Castiel ouvrit des yeux effarés sur cette gigantesque chambre de torture. Toutes ces âmes condamnées au martyre éternel… Il en eut un long frisson dans le dos. Castiel était pourtant un ange de plusieurs millénaires. Il connaissait évidemment l'existence des Enfers, pourtant, jamais il n'avait imaginé un tel châtiment.

Un ricanement lui fit tourner la tête. Un démon cornu attrapait son frère par le cou et y plantait ses crocs, déchirant sa gorge. Castiel hurla et se rua sur lui, mais déjà, la grâce de son frère s'échappait de son enveloppe charnelle et rampait au sol avant de s'éteindre lentement.

— Non ! cria Castiel.

Il éleva sa dague d'argent et l'enfonça dans la chair putride du démon. Ce dernier s'agrippa à Castiel, lacérant son corps à travers ses vêtements avant de tomber au sol dans un bruit écœurant de chair flasque.

— Non… s'étrangla Castiel en regardant les dernières lueurs de la grâce de son frère mourir à ses pieds.

Alors qu'il s'abaissait vers sa dépouille, deux bras carbonisés le ceinturèrent par derrière et il sentit des crocs racler sa nuque, un souffle brûlant et fétide sur la peau de son cou. Plus loin, plusieurs démons s'approchaient lentement. Il était seul et affaibli. Seul dans les affres bouillantes de l'Enfer et il allait faillir à sa mission. Voilà ce que ce disait Castiel. Pas qu'il allait lui-même rester Enfermé dans la fosse, ni rôtir dans les flammes pour l'éternité. Non, il allait faillir à sa mission…

Dans son dos, le démon s'amusait à promener ses crocs le long de son cou, léchant avec obscénité la peau douce et blanche de l'ange. Castiel eut un haut le cœur quand il sentit l'abomination derrière lui grogner comme une bête en se frottant contre ses fesses.

Il se débattit, en vain. Alors la panique l'envahit quand deux autres démons s'approchèrent de lui, un sourire sadique sur leurs visages à vif, quand ils promenèrent leurs mains crochues sur son corps, en lui soufflant leur haleine nauséabonde au visage.

Castiel tourna la tête, tira sur ses bras, s'épuisa en cherchant à se libérer. Les démons riaient. Un rire terrifiant, abominable. Depuis le début, Castiel avait compris ce qu'ils voulaient de lui. Souiller sa grâce, l'écraser de perversion et de vice, salir sa pureté, son innocence. Ils voulaient le violer.

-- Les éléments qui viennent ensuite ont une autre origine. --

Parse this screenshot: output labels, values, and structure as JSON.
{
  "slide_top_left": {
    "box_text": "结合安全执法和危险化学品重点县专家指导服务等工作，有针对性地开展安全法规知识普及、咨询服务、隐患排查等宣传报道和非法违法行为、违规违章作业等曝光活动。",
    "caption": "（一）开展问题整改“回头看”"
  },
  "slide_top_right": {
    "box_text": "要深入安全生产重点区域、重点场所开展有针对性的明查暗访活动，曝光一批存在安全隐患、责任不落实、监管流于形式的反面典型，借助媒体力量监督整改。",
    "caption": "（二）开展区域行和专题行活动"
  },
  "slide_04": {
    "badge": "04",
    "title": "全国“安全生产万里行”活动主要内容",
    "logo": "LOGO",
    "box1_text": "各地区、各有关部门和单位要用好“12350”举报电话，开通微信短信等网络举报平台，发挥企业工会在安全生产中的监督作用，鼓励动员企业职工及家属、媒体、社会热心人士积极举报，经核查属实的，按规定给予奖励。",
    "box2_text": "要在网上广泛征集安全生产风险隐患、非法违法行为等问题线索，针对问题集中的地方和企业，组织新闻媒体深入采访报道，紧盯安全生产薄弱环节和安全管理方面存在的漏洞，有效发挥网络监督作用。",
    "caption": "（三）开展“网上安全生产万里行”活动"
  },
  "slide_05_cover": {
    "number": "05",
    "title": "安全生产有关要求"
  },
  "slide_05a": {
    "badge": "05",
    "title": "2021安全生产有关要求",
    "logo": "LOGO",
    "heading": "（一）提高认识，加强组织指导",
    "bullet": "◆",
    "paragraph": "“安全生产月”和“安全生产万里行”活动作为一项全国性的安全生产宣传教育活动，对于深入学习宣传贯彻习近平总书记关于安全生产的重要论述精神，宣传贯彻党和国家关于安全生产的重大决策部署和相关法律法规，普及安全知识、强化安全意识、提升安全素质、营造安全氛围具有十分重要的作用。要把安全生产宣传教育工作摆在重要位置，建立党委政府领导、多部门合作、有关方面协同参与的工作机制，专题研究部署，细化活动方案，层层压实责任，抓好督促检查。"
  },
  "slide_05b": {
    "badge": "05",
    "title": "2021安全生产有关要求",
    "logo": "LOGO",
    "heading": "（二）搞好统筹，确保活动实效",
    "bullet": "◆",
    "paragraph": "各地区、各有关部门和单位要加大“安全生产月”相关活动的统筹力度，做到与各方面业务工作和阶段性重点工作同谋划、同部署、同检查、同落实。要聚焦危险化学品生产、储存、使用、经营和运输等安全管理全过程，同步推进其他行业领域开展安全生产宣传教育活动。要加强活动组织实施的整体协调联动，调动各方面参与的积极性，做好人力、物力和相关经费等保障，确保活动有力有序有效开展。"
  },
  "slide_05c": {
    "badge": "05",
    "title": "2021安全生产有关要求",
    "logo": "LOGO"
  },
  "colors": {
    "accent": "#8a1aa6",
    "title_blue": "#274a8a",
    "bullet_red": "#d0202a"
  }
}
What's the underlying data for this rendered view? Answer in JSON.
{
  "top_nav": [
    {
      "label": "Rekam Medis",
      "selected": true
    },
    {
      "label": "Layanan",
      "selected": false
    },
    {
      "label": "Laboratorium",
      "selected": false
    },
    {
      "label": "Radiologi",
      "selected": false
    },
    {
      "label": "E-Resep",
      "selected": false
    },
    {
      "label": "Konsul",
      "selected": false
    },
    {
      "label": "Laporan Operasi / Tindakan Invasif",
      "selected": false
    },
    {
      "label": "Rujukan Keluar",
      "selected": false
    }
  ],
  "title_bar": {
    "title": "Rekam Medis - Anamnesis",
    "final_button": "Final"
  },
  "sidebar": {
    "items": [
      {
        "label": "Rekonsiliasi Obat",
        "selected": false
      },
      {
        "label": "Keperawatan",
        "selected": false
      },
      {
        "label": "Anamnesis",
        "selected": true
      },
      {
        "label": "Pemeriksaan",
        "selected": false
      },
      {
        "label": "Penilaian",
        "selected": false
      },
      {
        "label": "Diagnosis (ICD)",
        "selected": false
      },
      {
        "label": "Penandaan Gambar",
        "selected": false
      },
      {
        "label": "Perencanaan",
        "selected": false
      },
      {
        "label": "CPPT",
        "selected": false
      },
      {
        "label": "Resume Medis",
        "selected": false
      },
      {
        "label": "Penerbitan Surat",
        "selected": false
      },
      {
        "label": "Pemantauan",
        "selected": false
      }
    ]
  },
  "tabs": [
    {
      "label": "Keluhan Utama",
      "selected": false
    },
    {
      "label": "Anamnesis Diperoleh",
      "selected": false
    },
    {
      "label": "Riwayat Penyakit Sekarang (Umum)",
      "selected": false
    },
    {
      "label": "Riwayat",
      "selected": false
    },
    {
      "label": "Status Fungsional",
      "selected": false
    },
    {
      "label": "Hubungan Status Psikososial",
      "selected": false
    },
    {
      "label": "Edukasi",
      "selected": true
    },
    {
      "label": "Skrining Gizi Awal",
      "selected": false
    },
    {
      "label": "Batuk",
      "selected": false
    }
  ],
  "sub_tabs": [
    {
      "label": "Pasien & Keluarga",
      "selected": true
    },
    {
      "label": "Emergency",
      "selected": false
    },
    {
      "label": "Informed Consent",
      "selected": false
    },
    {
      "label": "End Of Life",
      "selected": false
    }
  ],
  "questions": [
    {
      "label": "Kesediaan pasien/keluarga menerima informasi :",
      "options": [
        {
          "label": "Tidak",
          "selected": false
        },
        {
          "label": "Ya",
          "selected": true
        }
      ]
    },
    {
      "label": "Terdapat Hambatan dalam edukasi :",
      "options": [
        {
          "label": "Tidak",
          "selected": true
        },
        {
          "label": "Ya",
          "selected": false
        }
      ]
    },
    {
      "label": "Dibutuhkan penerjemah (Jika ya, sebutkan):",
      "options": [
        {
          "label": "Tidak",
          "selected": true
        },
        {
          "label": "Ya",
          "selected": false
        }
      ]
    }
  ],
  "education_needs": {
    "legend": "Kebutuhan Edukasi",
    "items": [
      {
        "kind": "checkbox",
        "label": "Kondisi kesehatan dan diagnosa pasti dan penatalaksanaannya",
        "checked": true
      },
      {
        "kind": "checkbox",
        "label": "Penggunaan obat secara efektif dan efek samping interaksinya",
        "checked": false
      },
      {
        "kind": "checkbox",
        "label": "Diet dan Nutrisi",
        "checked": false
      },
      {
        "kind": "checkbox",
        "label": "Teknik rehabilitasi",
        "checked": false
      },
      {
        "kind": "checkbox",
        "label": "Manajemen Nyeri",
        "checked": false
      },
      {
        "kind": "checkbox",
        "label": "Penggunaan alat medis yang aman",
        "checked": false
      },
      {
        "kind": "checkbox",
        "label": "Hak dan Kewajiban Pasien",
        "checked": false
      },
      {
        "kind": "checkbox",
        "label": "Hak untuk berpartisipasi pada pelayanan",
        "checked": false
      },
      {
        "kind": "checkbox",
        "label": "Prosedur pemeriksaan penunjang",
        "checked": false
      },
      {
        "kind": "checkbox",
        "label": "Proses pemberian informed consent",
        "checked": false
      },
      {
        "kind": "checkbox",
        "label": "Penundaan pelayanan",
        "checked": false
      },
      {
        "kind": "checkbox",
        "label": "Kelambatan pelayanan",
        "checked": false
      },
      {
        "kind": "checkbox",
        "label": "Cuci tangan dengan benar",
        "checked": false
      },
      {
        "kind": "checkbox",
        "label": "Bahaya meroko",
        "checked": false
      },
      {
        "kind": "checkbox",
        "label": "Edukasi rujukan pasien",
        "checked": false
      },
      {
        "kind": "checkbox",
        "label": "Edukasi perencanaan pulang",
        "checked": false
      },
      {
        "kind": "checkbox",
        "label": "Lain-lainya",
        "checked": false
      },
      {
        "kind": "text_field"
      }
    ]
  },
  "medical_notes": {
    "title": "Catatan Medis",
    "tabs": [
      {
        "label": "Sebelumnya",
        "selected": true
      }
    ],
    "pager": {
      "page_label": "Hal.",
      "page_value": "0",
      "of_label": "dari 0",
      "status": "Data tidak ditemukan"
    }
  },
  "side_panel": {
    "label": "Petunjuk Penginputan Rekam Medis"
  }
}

Un des démons arracha sa chemise déjà en lambeaux et promena sa langue fourchue et râpeuse sur la peau de l'ange sous les rires pervers des autres. Castiel frémit de dégoût et ferma les yeux très fort. Il puisa au fond de lui, chercha dans les confins de sa grâce l'étincelle ténue qui y brillait encore. La seule once brillante qui n'avait pas été tuée par le poids de l'Enfer. Il s'y raccrocha alors que des mains brûlantes et impudiques se promenaient sur son corps. Il l'attisa jusqu'à la sentir de nouveau brûler en lui, et quand il sentit une main cherchant à s'insinuer dans son pantalon, tout explosa en lui.

Sa grâce s'épanouit et éclata autour de lui, pulvérisant les démons qui cherchaient à le pervertir. Leurs corps décharnés s'éparpillèrent en lambeaux autour de l'ange, et bientôt il se retrouva seul au milieu des cris et de cet imbroglio de chaînes ensanglantées.

A bout de souffle et épuisé, il scruta malgré tout autour de lui. Il fallait qu'il la trouve. L'âme de l'homme juste. Il l'avait ressentie dès qu'il avait passé la porte de l'Enfer. Mais maintenant, il la voyait vraiment. Elle rayonnait au milieu de toutes ces âmes damnées. Elle l'attirait par sa lumière, scintillant faiblement au milieu des filins enchevêtrés, dans l'atmosphère irrespirable.

Castiel s'approcha de l'homme écartelé par des crochets pris dans sa chair. Ses vêtements crasseux et déchirés laissaient apercevoir son corps meurtri. De profondes lacérations suppuraient sur son torse. Le visage baigné de sueur, de larmes et de sang, il avait les yeux fermés et les lèvres serrées en une fine ligne dure. Il souffrait. Comme toutes les âmes prisonnières des abîmes sulfureuses de l'Enfer. Mais lui, il ne hurlait pas.

C'était lui, l'Elu. L'homme juste qui avait fait couler le sang en Enfer.

Ses lèvres s'entrouvrirent à peine et bougèrent. Un mince filet de voix brisée en sortit, se perdit dans les cris d'agonie des âmes torturées et les vents soufflant leur chaleur infernale sur les corps entravés. Castiel tendit l'oreille pour entendre. Il lui semblait que l'homme priait. Mais il ne priait pas Dieu. Il répétait un prénom, encore et encore. Sam… Dean Winchester, l'Elu, priait pour son petit frère.

Castiel, ange stoïque millénaire, sentit ses entrailles se retourner devant ce jeune homme qui avait vendu ce qu'il avait de plus cher pour sauver l'être qu'il chérissait le plus. Faisant abnégation de sa propre vie, de sa propre rédemption pour subir la damnation éternelle dans la fosse empuantie du Diable. Pour qu'un autre puisse vivre.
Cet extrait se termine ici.